As seen in Fig. 1, production and maintenance paradigms have evolved with technological advances and societal needs. Production is becoming more customized yet efficient in a globally competitive environment. No longer is production expected to be halted to fix broken systems (reactive maintenance), but rather, production is heading towards the ideal of self-maintenance in which systems monitor themselves. In such a scenario, prognostics and health management would help manufacturers to optimize production and prevent production stoppages as needed.

As shown herein, prognostics and health management remains an emerging discipline and shows promise due to successful application in various manufacturing processes and products. However, there are challenges and needs that must be overcome for the widespread realization of PHM within manufacturing. Based on current capabilities, the critical challenges are real-time diagnostic and prognostic methods, standards for PHM system evaluation, and the integration of data (from sensors, PLC, experts, etc.) within user-friendly PHM systems.

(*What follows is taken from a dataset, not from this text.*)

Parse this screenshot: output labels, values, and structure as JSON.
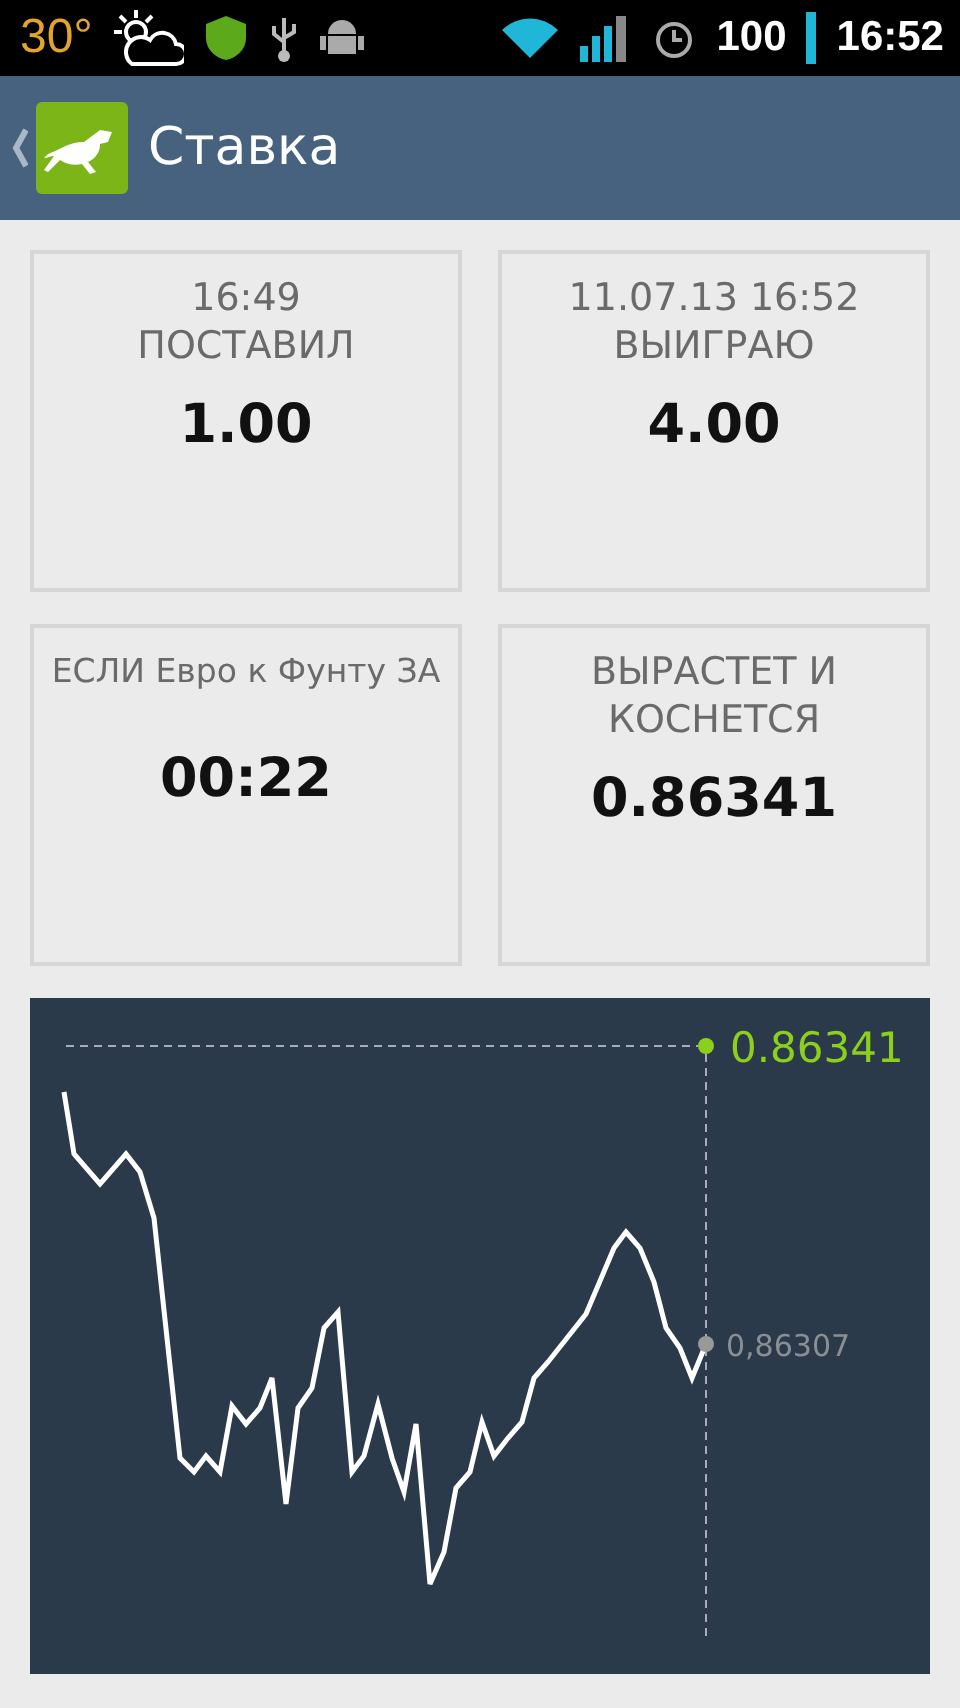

Despite these challenges, successful implementation of PHM has led to certain best practices gained by practitioners of PHM for manufacturing and defense applications. Some of the most critical best practices to be adopted are related to networking and data management for open system architectures as well as flexible diagnostic and prognostic methods that can be verified and validated. Specifically, PHM data should be efficiently integrated into the company business process, and PHM methods should be both reliable and flexible for use with multiple data sources.

As challenges are overcome and best practices are implemented and updated, PHM will help manufacturing systems evolve into ‘smart’ manufacturing systems for the realization of the self-maintenance paradigm. Towards this end, collaborations among PHM experts are recommended for the generation of solutions that fill high-priority gaps for manufacturing systems. These solutions may be aided by and help influence the creation and extension of standards related to PHM (Vogl et al. 2014) and data interoperability in the manufacturing domain (MTConnect Institute 2015).